I have to admit first that I am not an expert in machine learning, so feel free to tell me that I am wrong with the rest of this post.
So, they pump data, anonymize it and then run algorithms that look for patterns; typical unsupervised process. But as they say, they want to derive the best experience to you and me from this. So this means that they are also doing supervised learning. And most likely, refine their algorithms until they arrive at some level of precision they want to ... to improve the behavior of their services. I am also sure that they take into consideration a lot of attributes so that they can provide me the best contextual and personal experience. Finally, if they iterate a lot - which I believe they do -, they will naturally start to isolate groups of people with similar attributes. Now, what kind of attributes are we talking about? Certainly digital data (such as navigations, search terms, mail, chat sessions, apps, etc.) and also physical data (location, voice, phone number prefixes, payments, etc.). Whereas I kinda believe intuitively that digital data can be truly anonymised, I have serious doubts on physical data. Therefore, I am tempted to conclude that at first glance their approach is truly anonymised but after several iterations as they segregate data based on physical information which are less anonymous by nature, they will naturally get sets of identifiable data.

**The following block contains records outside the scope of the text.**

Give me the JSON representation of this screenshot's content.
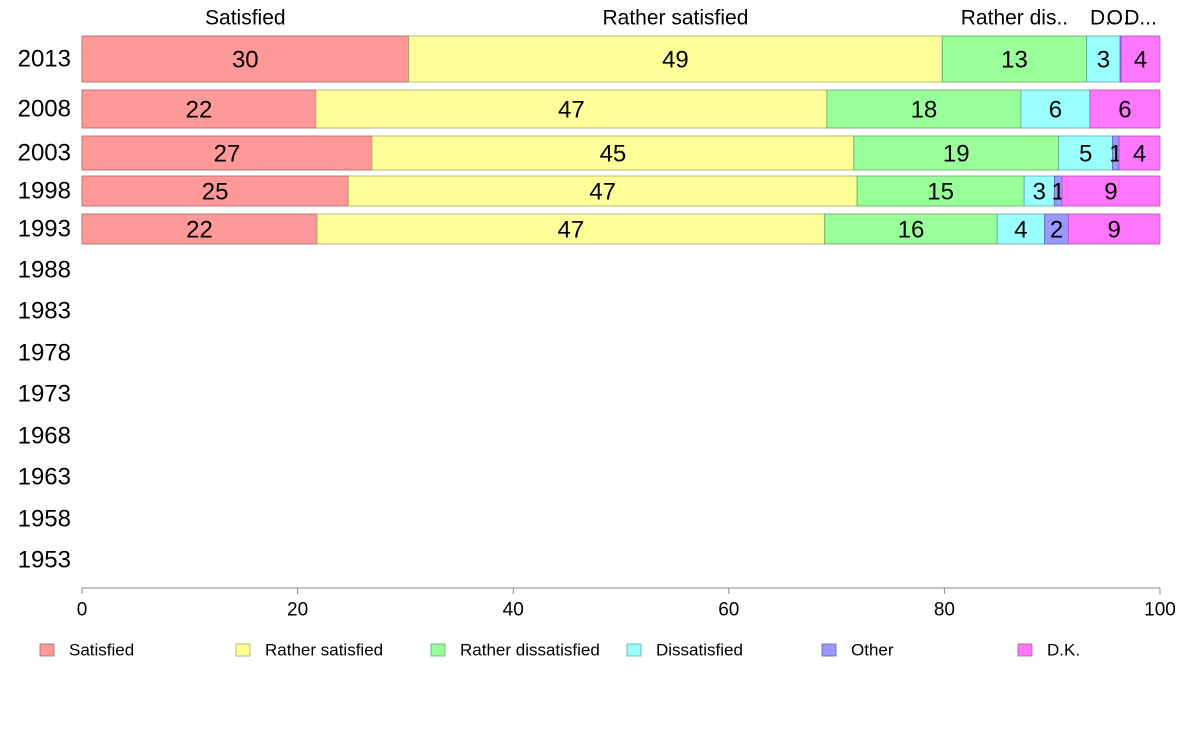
{
  "chart_data": {
    "type": "bar",
    "orientation": "horizontal",
    "stacked": true,
    "categories": [
      "2013",
      "2008",
      "2003",
      "1998",
      "1993",
      "1988",
      "1983",
      "1978",
      "1973",
      "1968",
      "1963",
      "1958",
      "1953"
    ],
    "series": [
      {
        "name": "Satisfied",
        "color": "#ff9999",
        "values": [
          30.3,
          21.7,
          26.9,
          24.7,
          21.8,
          null,
          null,
          null,
          null,
          null,
          null,
          null,
          null
        ],
        "labels": [
          "30",
          "22",
          "27",
          "25",
          "22",
          "",
          "",
          "",
          "",
          "",
          "",
          "",
          ""
        ]
      },
      {
        "name": "Rather satisfied",
        "color": "#ffff99",
        "values": [
          49.5,
          47.4,
          44.7,
          47.2,
          47.1,
          null,
          null,
          null,
          null,
          null,
          null,
          null,
          null
        ],
        "labels": [
          "49",
          "47",
          "45",
          "47",
          "47",
          "",
          "",
          "",
          "",
          "",
          "",
          "",
          ""
        ]
      },
      {
        "name": "Rather dissatisfied",
        "color": "#99ff99",
        "values": [
          13.4,
          18.0,
          19.0,
          15.5,
          16.0,
          null,
          null,
          null,
          null,
          null,
          null,
          null,
          null
        ],
        "labels": [
          "13",
          "18",
          "19",
          "15",
          "16",
          "",
          "",
          "",
          "",
          "",
          "",
          "",
          ""
        ]
      },
      {
        "name": "Dissatisfied",
        "color": "#99ffff",
        "values": [
          3.1,
          6.4,
          5.0,
          2.8,
          4.4,
          null,
          null,
          null,
          null,
          null,
          null,
          null,
          null
        ],
        "labels": [
          "3",
          "6",
          "5",
          "3",
          "4",
          "",
          "",
          "",
          "",
          "",
          "",
          "",
          ""
        ]
      },
      {
        "name": "Other",
        "color": "#9999ff",
        "values": [
          0.1,
          0.0,
          0.6,
          0.7,
          2.2,
          null,
          null,
          null,
          null,
          null,
          null,
          null,
          null
        ],
        "labels": [
          "",
          "",
          "1",
          "1",
          "2",
          "",
          "",
          "",
          "",
          "",
          "",
          "",
          ""
        ]
      },
      {
        "name": "D.K.",
        "color": "#ff77ff",
        "values": [
          3.6,
          6.5,
          3.8,
          9.1,
          8.5,
          null,
          null,
          null,
          null,
          null,
          null,
          null,
          null
        ],
        "labels": [
          "4",
          "6",
          "4",
          "9",
          "9",
          "",
          "",
          "",
          "",
          "",
          "",
          "",
          ""
        ]
      }
    ],
    "top_labels": [
      "Satisfied",
      "Rather satisfied",
      "Rather dis..",
      "D..",
      "O..",
      "D..."
    ],
    "xlim": [
      0,
      100
    ],
    "xticks": [
      "0",
      "20",
      "40",
      "60",
      "80",
      "100"
    ],
    "title": "",
    "xlabel": "",
    "ylabel": "",
    "grid": false,
    "legend": {
      "position": "bottom",
      "entries": [
        "Satisfied",
        "Rather satisfied",
        "Rather dissatisfied",
        "Dissatisfied",
        "Other",
        "D.K."
      ]
    }
  }
}
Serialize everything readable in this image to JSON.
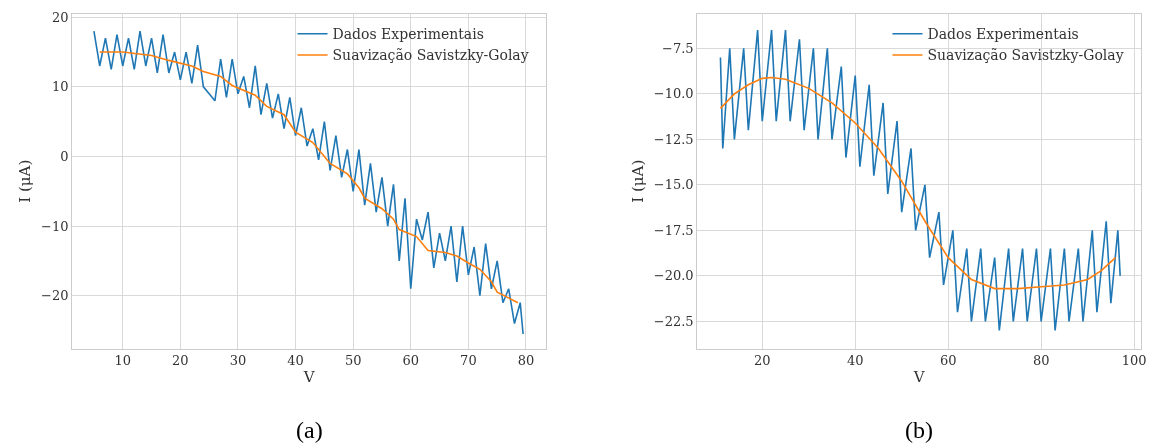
{
  "chart_data": [
    {
      "type": "line",
      "xlabel": "V",
      "ylabel": "I (μA)",
      "annotations": [
        "(a)"
      ],
      "xlim": [
        1.2,
        83.5
      ],
      "ylim": [
        -27.6,
        20.5
      ],
      "xticks": [
        10,
        20,
        30,
        40,
        50,
        60,
        70,
        80
      ],
      "yticks": [
        -20,
        -10,
        0,
        10,
        20
      ],
      "grid": true,
      "legend": "top right",
      "series": [
        {
          "name": "Dados Experimentais",
          "color": "#1f77b4",
          "x": [
            5,
            6,
            7,
            8,
            9,
            10,
            11,
            12,
            13,
            14,
            15,
            16,
            17,
            18,
            19,
            20,
            21,
            22,
            23,
            24,
            25,
            26,
            27,
            28,
            29,
            30,
            31,
            32,
            33,
            34,
            35,
            36,
            37,
            38,
            39,
            40,
            41,
            42,
            43,
            44,
            45,
            46,
            47,
            48,
            49,
            50,
            51,
            52,
            53,
            54,
            55,
            56,
            57,
            58,
            59,
            60,
            61,
            62,
            63,
            64,
            65,
            66,
            67,
            68,
            69,
            70,
            71,
            72,
            73,
            74,
            75,
            76,
            77,
            78,
            79,
            79.5
          ],
          "values": [
            18,
            13,
            17,
            12.5,
            17.5,
            13,
            17,
            12.5,
            18,
            13,
            17,
            12,
            17.5,
            12,
            15,
            11,
            15,
            10.5,
            16,
            10,
            9,
            8,
            14,
            8.5,
            14,
            9,
            11.5,
            7,
            13,
            6,
            10.5,
            5.5,
            9,
            4,
            8.5,
            3,
            7,
            1.5,
            4,
            -0.5,
            5,
            -2,
            3,
            -3,
            1,
            -5,
            1,
            -7,
            -1,
            -8,
            -3,
            -10,
            -4,
            -15,
            -6,
            -19,
            -9,
            -12,
            -8,
            -16,
            -11,
            -15,
            -10,
            -18,
            -10,
            -17,
            -13,
            -20,
            -12.5,
            -19,
            -15,
            -21,
            -19,
            -24,
            -21,
            -25.5
          ]
        },
        {
          "name": "Suavização Savistzky-Golay",
          "color": "#ff7f0e",
          "x": [
            6,
            10,
            15,
            18,
            22,
            24,
            27,
            29,
            33,
            35,
            38,
            40,
            43,
            45,
            46,
            49,
            51,
            52,
            55,
            57,
            58,
            61,
            63,
            66,
            68,
            70,
            72,
            74,
            75,
            78.6
          ],
          "values": [
            15,
            15,
            14.5,
            13.8,
            13,
            12.2,
            11.5,
            10.2,
            8.8,
            7.2,
            6,
            3.5,
            2,
            0,
            -1,
            -2.5,
            -4.5,
            -6,
            -7.5,
            -9,
            -10.5,
            -11.5,
            -13.5,
            -13.8,
            -14.3,
            -15.3,
            -16.2,
            -18,
            -19.5,
            -21
          ]
        }
      ]
    },
    {
      "type": "line",
      "xlabel": "V",
      "ylabel": "I (μA)",
      "annotations": [
        "(b)"
      ],
      "xlim": [
        6.0,
        101.5
      ],
      "ylim": [
        -24.0,
        -5.6
      ],
      "xticks": [
        20,
        40,
        60,
        80,
        100
      ],
      "yticks": [
        {
          "value": -22.5,
          "label": "−22.5"
        },
        {
          "value": -20,
          "label": "−20.0"
        },
        {
          "value": -17.5,
          "label": "−17.5"
        },
        {
          "value": -15,
          "label": "−15.0"
        },
        {
          "value": -12.5,
          "label": "−12.5"
        },
        {
          "value": -10,
          "label": "−10.0"
        },
        {
          "value": -7.5,
          "label": "−7.5"
        }
      ],
      "grid": true,
      "legend": "top right",
      "series": [
        {
          "name": "Dados Experimentais",
          "color": "#1f77b4",
          "x": [
            11,
            11.5,
            13,
            14,
            16,
            17,
            19,
            20,
            22,
            23,
            25,
            26,
            28,
            29,
            31,
            32,
            34,
            35,
            37,
            38,
            40,
            41,
            43,
            44,
            46,
            47,
            49,
            50,
            52,
            53,
            55,
            56,
            58,
            59,
            61,
            62,
            64,
            65,
            67,
            68,
            70,
            71,
            73,
            74,
            76,
            77,
            79,
            80,
            82,
            83,
            85,
            86,
            88,
            89,
            91,
            92,
            94,
            95,
            96.5,
            97
          ],
          "values": [
            -8,
            -13,
            -7.5,
            -12.5,
            -7.5,
            -12,
            -6.5,
            -11.5,
            -6.5,
            -11.5,
            -6.5,
            -11.5,
            -7,
            -12,
            -7.5,
            -12.5,
            -7.5,
            -12.5,
            -8.5,
            -13.5,
            -9,
            -14,
            -9.5,
            -14.5,
            -10.5,
            -15.5,
            -11.5,
            -16.5,
            -13,
            -17.5,
            -15,
            -19,
            -16.5,
            -20.5,
            -17.5,
            -22,
            -18.5,
            -22.5,
            -18.5,
            -22.5,
            -19,
            -23,
            -18.5,
            -22.5,
            -18.5,
            -22.5,
            -18.5,
            -22.5,
            -18.5,
            -23,
            -18.5,
            -22.5,
            -18.5,
            -22.5,
            -17.5,
            -22,
            -17,
            -21.5,
            -17.5,
            -20
          ]
        },
        {
          "name": "Suavização Savistzky-Golay",
          "color": "#ff7f0e",
          "x": [
            11,
            14,
            17,
            20,
            22,
            25,
            30,
            35,
            40,
            45,
            50,
            55,
            60,
            65,
            70,
            75,
            80,
            85,
            90,
            93,
            96
          ],
          "values": [
            -10.8,
            -10,
            -9.5,
            -9.15,
            -9.1,
            -9.2,
            -9.7,
            -10.5,
            -11.6,
            -13,
            -14.8,
            -17,
            -19,
            -20.2,
            -20.7,
            -20.7,
            -20.6,
            -20.5,
            -20.2,
            -19.7,
            -19
          ]
        }
      ]
    }
  ]
}
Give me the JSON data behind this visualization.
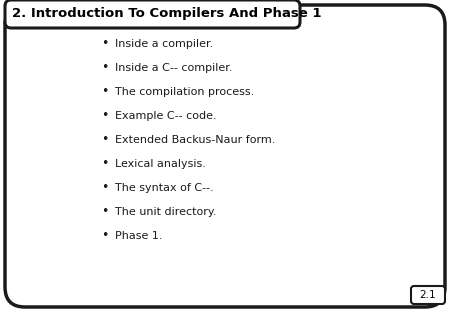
{
  "title": "2. Introduction To Compilers And Phase 1",
  "bullet_points": [
    "Inside a compiler.",
    "Inside a C-- compiler.",
    "The compilation process.",
    "Example C-- code.",
    "Extended Backus-Naur form.",
    "Lexical analysis.",
    "The syntax of C--.",
    "The unit directory.",
    "Phase 1."
  ],
  "slide_number": "2.1",
  "background_color": "#ffffff",
  "border_color": "#1a1a1a",
  "title_bg_color": "#cccccc",
  "title_font_size": 9.5,
  "bullet_font_size": 8.0,
  "slide_num_font_size": 7.5,
  "fig_width": 4.5,
  "fig_height": 3.12,
  "dpi": 100
}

How does this matter? Well, I can be apocalyptically pessimistic or simply grumpy with some annoying side effects such as ads. But it's easy to imagine that they can for example infer that on a regular basis I am delivered food from a specific grocery store. And if this information comes in the hands of a malicious person, you can imagine all sorts of bad stories.
To conclude, I cannot believe Federighi's "while keeping the data of individual users completely private. Apple has been doing some super-important work in this area to enable differential privacy to be deployed at scale.” Sure, they are doing very interesting work and improving their services, but data is not completely private.